Enhanced optoelectronic properties of perovskite type TlSrF3 under the influence of pressure: A DFT perspective

Abstract

This research aims to thoroughly assess TlSrF₃'s mechanical, elastic, anisotropic, electronic, and optical properties between 0 GPa and 400 GPa of pressure. There is a drop in lattice parameters, but the structure remains cubic and no phase transition occurs by applying external pressure ranging from 0 to 400 GPa. Through arithematic computation of several mechanical and elastic characteristics, it is determined that the material is stable mechanically at different pressures except 0 GPa, 320 GPa, 360 GPa and 400 GPa. Poisson's ratio, Pugh/Frantsevich ratio, Kleinman's parameter and Cauchy pressure have all demonstrated the metallic bond nature, the material's elasticity and high-pressure persistence.
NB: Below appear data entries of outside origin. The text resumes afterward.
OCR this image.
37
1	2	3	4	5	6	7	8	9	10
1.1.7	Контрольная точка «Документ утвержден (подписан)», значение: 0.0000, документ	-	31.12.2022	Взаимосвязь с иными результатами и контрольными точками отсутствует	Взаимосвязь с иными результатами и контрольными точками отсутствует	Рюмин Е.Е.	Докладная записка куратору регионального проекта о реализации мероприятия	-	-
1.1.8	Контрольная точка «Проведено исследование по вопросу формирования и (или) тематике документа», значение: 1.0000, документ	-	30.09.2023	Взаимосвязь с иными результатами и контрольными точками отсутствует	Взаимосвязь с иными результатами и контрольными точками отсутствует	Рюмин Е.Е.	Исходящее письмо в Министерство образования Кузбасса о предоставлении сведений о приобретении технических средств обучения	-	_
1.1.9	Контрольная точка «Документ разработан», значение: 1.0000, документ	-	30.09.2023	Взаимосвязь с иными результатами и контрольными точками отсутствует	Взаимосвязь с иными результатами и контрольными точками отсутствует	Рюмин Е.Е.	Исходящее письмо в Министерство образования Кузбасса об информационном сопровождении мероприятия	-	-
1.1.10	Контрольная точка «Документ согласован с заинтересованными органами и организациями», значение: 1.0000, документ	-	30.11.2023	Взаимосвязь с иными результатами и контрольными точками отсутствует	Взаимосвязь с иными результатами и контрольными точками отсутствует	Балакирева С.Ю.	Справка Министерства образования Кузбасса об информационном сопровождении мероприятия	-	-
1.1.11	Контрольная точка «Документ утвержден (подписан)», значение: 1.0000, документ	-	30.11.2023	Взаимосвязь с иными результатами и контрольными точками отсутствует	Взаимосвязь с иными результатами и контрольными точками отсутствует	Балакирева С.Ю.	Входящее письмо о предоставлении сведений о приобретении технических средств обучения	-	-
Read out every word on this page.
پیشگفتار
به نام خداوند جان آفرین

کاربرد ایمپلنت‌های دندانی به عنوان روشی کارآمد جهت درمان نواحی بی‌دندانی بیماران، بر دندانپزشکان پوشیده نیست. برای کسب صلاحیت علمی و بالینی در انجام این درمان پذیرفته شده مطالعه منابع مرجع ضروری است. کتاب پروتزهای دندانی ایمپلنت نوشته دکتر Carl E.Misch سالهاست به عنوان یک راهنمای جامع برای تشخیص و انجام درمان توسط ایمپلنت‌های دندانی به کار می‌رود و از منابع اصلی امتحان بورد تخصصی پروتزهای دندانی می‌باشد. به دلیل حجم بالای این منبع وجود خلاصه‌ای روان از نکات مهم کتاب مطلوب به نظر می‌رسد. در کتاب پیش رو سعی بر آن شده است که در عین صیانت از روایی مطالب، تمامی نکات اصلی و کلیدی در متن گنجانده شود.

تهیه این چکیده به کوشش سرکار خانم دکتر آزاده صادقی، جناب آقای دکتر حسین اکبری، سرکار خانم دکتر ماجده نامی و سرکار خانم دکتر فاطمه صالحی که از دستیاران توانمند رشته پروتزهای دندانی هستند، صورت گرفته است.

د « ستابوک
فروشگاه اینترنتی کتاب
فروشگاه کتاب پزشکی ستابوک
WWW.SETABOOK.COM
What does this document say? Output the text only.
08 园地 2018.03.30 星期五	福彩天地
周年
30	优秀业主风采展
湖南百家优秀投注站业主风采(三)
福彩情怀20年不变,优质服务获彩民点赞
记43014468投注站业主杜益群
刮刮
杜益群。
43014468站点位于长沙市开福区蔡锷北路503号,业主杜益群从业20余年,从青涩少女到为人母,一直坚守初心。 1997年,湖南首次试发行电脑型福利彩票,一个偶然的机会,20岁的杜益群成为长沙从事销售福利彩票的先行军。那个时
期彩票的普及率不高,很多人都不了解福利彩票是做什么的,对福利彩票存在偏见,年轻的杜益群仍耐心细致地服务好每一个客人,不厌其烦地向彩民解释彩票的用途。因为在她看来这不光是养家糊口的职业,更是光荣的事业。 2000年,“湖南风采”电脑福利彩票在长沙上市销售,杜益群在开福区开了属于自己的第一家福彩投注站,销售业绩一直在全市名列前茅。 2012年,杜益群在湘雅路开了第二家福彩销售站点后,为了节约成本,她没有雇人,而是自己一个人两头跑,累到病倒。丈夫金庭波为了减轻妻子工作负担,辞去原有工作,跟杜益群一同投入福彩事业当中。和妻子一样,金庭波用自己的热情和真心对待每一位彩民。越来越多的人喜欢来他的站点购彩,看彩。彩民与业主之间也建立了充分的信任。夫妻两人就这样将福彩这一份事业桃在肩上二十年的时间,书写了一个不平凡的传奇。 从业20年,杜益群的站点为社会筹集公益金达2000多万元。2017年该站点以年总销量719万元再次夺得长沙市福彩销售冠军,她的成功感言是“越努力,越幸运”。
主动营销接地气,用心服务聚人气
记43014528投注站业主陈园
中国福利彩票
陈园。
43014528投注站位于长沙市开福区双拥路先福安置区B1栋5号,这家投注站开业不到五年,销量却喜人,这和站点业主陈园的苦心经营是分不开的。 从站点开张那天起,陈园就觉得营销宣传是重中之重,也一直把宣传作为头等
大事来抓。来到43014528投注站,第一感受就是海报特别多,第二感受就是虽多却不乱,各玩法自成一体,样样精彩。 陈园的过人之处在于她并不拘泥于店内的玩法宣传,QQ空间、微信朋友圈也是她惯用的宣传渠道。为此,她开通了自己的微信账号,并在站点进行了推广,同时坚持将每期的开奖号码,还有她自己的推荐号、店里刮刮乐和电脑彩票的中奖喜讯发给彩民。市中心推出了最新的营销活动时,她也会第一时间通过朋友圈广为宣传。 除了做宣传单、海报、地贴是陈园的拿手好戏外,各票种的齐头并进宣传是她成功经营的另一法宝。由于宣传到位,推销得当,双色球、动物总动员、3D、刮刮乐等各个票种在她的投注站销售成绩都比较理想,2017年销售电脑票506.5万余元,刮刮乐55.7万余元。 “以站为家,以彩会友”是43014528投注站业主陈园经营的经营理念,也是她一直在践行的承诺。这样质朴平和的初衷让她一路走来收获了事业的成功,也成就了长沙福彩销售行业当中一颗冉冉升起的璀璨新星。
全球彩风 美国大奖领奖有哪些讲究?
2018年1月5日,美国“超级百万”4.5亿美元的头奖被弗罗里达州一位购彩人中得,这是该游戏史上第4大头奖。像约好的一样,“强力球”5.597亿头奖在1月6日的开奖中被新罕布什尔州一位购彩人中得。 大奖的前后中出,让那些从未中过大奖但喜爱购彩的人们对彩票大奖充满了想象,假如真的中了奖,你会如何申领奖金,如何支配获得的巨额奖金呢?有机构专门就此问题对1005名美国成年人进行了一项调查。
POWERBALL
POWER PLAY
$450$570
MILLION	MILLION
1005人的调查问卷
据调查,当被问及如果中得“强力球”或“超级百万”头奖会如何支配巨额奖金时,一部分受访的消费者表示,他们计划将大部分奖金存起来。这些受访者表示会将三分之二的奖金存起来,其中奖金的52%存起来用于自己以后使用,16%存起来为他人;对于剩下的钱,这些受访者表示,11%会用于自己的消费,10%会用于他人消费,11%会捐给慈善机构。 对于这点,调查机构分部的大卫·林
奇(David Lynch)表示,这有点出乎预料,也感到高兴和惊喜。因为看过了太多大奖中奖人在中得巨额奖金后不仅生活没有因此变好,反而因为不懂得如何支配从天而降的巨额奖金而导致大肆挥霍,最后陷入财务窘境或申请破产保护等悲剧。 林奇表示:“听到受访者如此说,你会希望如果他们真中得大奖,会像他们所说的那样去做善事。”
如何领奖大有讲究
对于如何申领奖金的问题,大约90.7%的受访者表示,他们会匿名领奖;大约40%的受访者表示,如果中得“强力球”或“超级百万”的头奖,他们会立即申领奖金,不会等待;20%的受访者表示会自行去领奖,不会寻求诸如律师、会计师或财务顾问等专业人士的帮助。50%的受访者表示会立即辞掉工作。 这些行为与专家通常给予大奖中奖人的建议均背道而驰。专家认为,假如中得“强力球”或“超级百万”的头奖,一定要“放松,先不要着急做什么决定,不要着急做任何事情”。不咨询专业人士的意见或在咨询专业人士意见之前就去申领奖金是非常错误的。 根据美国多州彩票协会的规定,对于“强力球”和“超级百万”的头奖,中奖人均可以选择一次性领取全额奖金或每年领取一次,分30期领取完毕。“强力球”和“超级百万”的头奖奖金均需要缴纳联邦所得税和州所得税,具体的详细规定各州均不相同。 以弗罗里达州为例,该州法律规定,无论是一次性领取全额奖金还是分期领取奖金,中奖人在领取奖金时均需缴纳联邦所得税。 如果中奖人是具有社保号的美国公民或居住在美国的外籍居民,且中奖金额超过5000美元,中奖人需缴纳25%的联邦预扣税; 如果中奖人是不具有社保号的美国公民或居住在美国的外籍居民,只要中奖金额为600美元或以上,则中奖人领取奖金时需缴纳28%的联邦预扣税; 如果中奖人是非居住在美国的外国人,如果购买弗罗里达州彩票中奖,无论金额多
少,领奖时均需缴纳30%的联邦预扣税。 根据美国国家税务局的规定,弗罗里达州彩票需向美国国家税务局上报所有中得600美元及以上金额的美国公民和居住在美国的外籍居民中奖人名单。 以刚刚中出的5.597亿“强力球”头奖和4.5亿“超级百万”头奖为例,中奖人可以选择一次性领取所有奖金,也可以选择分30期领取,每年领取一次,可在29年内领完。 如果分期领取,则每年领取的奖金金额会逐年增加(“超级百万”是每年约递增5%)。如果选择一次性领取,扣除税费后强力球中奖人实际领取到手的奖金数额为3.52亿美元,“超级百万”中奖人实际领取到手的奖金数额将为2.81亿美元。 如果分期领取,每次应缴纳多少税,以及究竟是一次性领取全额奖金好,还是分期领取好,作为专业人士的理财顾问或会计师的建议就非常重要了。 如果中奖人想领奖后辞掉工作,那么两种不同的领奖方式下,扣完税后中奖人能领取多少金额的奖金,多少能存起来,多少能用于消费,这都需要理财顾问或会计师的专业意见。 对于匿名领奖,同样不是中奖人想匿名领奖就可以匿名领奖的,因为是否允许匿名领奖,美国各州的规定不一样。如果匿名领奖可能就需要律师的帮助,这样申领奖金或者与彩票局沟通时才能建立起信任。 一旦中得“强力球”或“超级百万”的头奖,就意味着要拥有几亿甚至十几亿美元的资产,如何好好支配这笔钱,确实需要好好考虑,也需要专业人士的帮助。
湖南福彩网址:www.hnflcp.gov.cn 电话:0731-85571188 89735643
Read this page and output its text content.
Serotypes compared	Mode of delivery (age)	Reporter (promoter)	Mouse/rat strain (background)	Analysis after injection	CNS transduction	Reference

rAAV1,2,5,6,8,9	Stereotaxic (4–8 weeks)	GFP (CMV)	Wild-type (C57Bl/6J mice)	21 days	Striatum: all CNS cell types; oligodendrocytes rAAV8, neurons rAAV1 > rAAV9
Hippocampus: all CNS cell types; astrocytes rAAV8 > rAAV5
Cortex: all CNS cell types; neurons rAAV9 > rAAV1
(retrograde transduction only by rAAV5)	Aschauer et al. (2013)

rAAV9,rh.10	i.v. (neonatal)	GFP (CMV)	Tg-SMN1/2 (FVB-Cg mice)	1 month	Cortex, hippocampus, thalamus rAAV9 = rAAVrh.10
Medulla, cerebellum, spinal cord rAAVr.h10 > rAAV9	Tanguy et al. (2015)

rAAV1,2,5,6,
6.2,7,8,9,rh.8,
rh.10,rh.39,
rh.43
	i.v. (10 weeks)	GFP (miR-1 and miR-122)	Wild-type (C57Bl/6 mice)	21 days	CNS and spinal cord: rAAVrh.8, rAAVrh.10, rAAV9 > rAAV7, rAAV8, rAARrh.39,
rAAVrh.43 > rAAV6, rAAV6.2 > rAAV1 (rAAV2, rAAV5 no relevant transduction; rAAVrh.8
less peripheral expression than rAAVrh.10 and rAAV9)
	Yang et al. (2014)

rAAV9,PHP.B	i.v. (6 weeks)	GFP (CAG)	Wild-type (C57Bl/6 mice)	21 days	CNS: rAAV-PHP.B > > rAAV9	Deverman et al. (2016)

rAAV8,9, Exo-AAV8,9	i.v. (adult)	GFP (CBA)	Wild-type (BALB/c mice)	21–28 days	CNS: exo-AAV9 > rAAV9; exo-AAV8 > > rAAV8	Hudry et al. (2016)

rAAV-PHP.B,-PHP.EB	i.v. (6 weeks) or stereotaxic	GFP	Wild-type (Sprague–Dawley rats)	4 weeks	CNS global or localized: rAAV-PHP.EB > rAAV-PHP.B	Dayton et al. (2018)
Phonon dispersion curve confirms the dynamical stability of TlSrF₃ at 400 GPa. The elasticity, resistance to plastic deformation, anisotropy of elasticity and volume changes under pressure of metallic bonded materials are all determined by these parameters, which guarantee high-pressure persistence. Our material shows anisotropic behaviour at different anisotropy factors. When the electronic band structure (BS) is taken into account, from 0 to 40 GPa there is a minor increase in band gap from 4.229 eV to 4.254 eV. A shift from broad bandgap semiconductor (4.254 eV) to metal (0 eV) is observed from 40 GPa to 400 GPa. The electronic BS has been examined by the estimation of the partial, elemental and total densities of states, respectively. The real and imaginary conductivity, refractive index n(ω), extinction coefficient k(ω), loss function L(ω), absorption I(ω), reflectivity R(ω) and real/imaginary dielectric functions have been computed to emphasize the material's applicability further. As pressure is applied, the static values of ${\epsilon }_1\left(\omega \right)$ and n(ω) rise. This is an ideal material for UV filters since its absorbance spectra are in the UV area. Its excellent conductivity, reflectance, absorbance and refractive index make it an ideal element for optoelectronic devices.